The man had no opportunity for answering this, for just then Thorne's hand fell heavily upon his shoulder.
"You here, Nevis?" he cried.
Nevis dropped the rein as he swung around and Florence wasted no time in starting her team. As the wagon jolted away down the rutted street Nevis, standing still, somewhat flushed in face, gazed at Thorne.
"Well," he demanded, "what do you want?"
Thorne leaned against the front of the store with sardonic amusement in his eyes.
"Oh," he replied, "it merely occurred to me that Mrs. Hunter wished to drive on. I thought I'd better point it out to you."
Nevis glanced at him savagely and then strode away, which was, indeed, all that he could do. An altercation would serve no useful purpose, and his antagonist was notoriously quick at repartee.
Thorne proceeded toward the wooden hotel and crossing the veranda he entered a long roughly boarded room, where he found Alison and Mrs. Farquhar as wellas Florence Hunter waiting for supper. Mrs. Farquhar told him that supper would be served to them before the regular customers came in for theirs. They chatted a while and then a young lad appeared in the doorway and stopped hesitatingly.
"I'm sorry if I'm intruding," he apologized. "I meant to have supper with the boys, and Symonds didn't tell me there was anybody in the room."

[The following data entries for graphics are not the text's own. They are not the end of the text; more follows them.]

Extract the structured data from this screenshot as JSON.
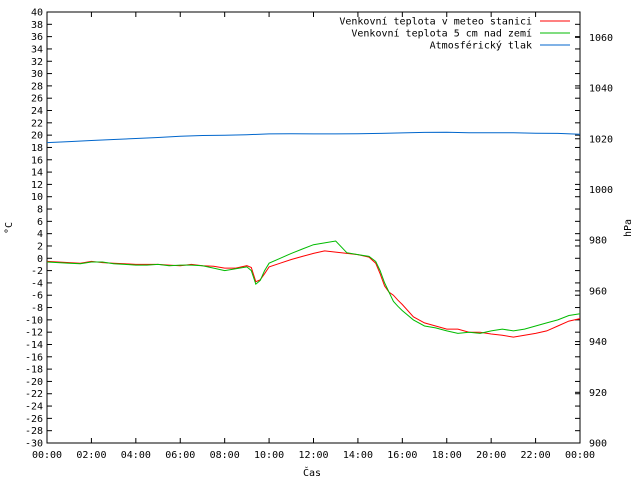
{
  "chart_data": {
    "type": "line",
    "title": "",
    "xlabel": "Čas",
    "ylabel": "°C",
    "y2label": "hPa",
    "x_ticks": [
      "00:00",
      "02:00",
      "04:00",
      "06:00",
      "08:00",
      "10:00",
      "12:00",
      "14:00",
      "16:00",
      "18:00",
      "20:00",
      "22:00",
      "00:00"
    ],
    "xlim_hours": [
      0,
      24
    ],
    "ylim": [
      -30,
      40
    ],
    "y_ticks": [
      40,
      38,
      36,
      34,
      32,
      30,
      28,
      26,
      24,
      22,
      20,
      18,
      16,
      14,
      12,
      10,
      8,
      6,
      4,
      2,
      0,
      -2,
      -4,
      -6,
      -8,
      -10,
      -12,
      -14,
      -16,
      -18,
      -20,
      -22,
      -24,
      -26,
      -28,
      -30
    ],
    "y2lim": [
      900,
      1070
    ],
    "y2_ticks": [
      1060,
      1040,
      1020,
      1000,
      980,
      960,
      940,
      920,
      900
    ],
    "grid": false,
    "legend_position": "top-right",
    "series": [
      {
        "name": "Venkovní teplota v meteo stanici",
        "color": "#ff0000",
        "axis": "left",
        "x": [
          0,
          0.5,
          1,
          1.5,
          2,
          2.5,
          3,
          3.5,
          4,
          4.5,
          5,
          5.5,
          6,
          6.5,
          7,
          7.5,
          8,
          8.5,
          9,
          9.2,
          9.4,
          9.6,
          9.8,
          10,
          10.5,
          11,
          11.5,
          12,
          12.5,
          13,
          13.5,
          14,
          14.5,
          14.8,
          15,
          15.2,
          15.4,
          15.6,
          15.8,
          16,
          16.5,
          17,
          17.5,
          18,
          18.5,
          19,
          19.5,
          20,
          20.5,
          21,
          21.5,
          22,
          22.5,
          23,
          23.5,
          24
        ],
        "y": [
          -0.5,
          -0.6,
          -0.7,
          -0.8,
          -0.5,
          -0.7,
          -0.8,
          -0.9,
          -1.0,
          -1.0,
          -1.0,
          -1.1,
          -1.2,
          -1.0,
          -1.2,
          -1.3,
          -1.6,
          -1.6,
          -1.2,
          -1.5,
          -3.8,
          -3.5,
          -2.5,
          -1.4,
          -0.8,
          -0.2,
          0.3,
          0.8,
          1.2,
          1.0,
          0.8,
          0.6,
          0.2,
          -0.8,
          -2.5,
          -4.5,
          -5.5,
          -6.0,
          -6.8,
          -7.5,
          -9.5,
          -10.5,
          -11.0,
          -11.5,
          -11.5,
          -12.0,
          -12.0,
          -12.3,
          -12.5,
          -12.8,
          -12.5,
          -12.2,
          -11.8,
          -11.0,
          -10.2,
          -9.8
        ]
      },
      {
        "name": "Venkovní teplota 5 cm nad zemí",
        "color": "#00bb00",
        "axis": "left",
        "x": [
          0,
          0.5,
          1,
          1.5,
          2,
          2.5,
          3,
          3.5,
          4,
          4.5,
          5,
          5.5,
          6,
          6.5,
          7,
          7.5,
          8,
          8.5,
          9,
          9.2,
          9.4,
          9.6,
          9.8,
          10,
          10.5,
          11,
          11.5,
          12,
          12.5,
          13,
          13.5,
          14,
          14.5,
          14.8,
          15,
          15.2,
          15.4,
          15.6,
          15.8,
          16,
          16.5,
          17,
          17.5,
          18,
          18.5,
          19,
          19.5,
          20,
          20.5,
          21,
          21.5,
          22,
          22.5,
          23,
          23.5,
          24
        ],
        "y": [
          -0.6,
          -0.7,
          -0.8,
          -0.9,
          -0.6,
          -0.6,
          -0.9,
          -1.0,
          -1.1,
          -1.1,
          -1.0,
          -1.2,
          -1.1,
          -1.1,
          -1.2,
          -1.6,
          -2.0,
          -1.7,
          -1.4,
          -2.0,
          -4.2,
          -3.6,
          -2.0,
          -0.8,
          0.0,
          0.8,
          1.5,
          2.2,
          2.5,
          2.8,
          0.9,
          0.6,
          0.3,
          -0.5,
          -2.0,
          -4.0,
          -5.5,
          -7.0,
          -7.8,
          -8.5,
          -10.0,
          -11.0,
          -11.3,
          -11.8,
          -12.2,
          -12.0,
          -12.2,
          -11.8,
          -11.5,
          -11.8,
          -11.5,
          -11.0,
          -10.5,
          -10.0,
          -9.3,
          -9.0
        ]
      },
      {
        "name": "Atmosférický tlak",
        "color": "#0066cc",
        "axis": "right",
        "x": [
          0,
          1,
          2,
          3,
          4,
          5,
          6,
          7,
          8,
          9,
          10,
          11,
          12,
          13,
          14,
          15,
          16,
          17,
          18,
          19,
          20,
          21,
          22,
          23,
          24
        ],
        "y": [
          1018.5,
          1018.9,
          1019.3,
          1019.7,
          1020.1,
          1020.5,
          1021.0,
          1021.3,
          1021.4,
          1021.6,
          1021.9,
          1022.0,
          1021.9,
          1021.9,
          1022.0,
          1022.1,
          1022.3,
          1022.5,
          1022.6,
          1022.4,
          1022.4,
          1022.4,
          1022.2,
          1022.1,
          1021.8
        ]
      }
    ]
  }
}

Thorne turned to Mrs. Farquhar, and she smiled.
"Then unless you would prefer to take it with the boys, Dave, there's no reason why you should run away," he said.
He led the lad toward Alison when Mrs. Farquhar had spoken to him.
"I think you will remember him, Miss Leigh. He's the young man who boiled the fowls whole at the raising."
Alison laughed and shook hands with him, but after a word or two with her he looked at Thorne significantly and moved a few paces toward the door.
"Did you know that Winthrop was in the neighborhood?" he whispered.
Alison still stood near them and Thorne fancied that she started slightly, which implied that she had overheard, though why the news should cause her concern was far from clear to him.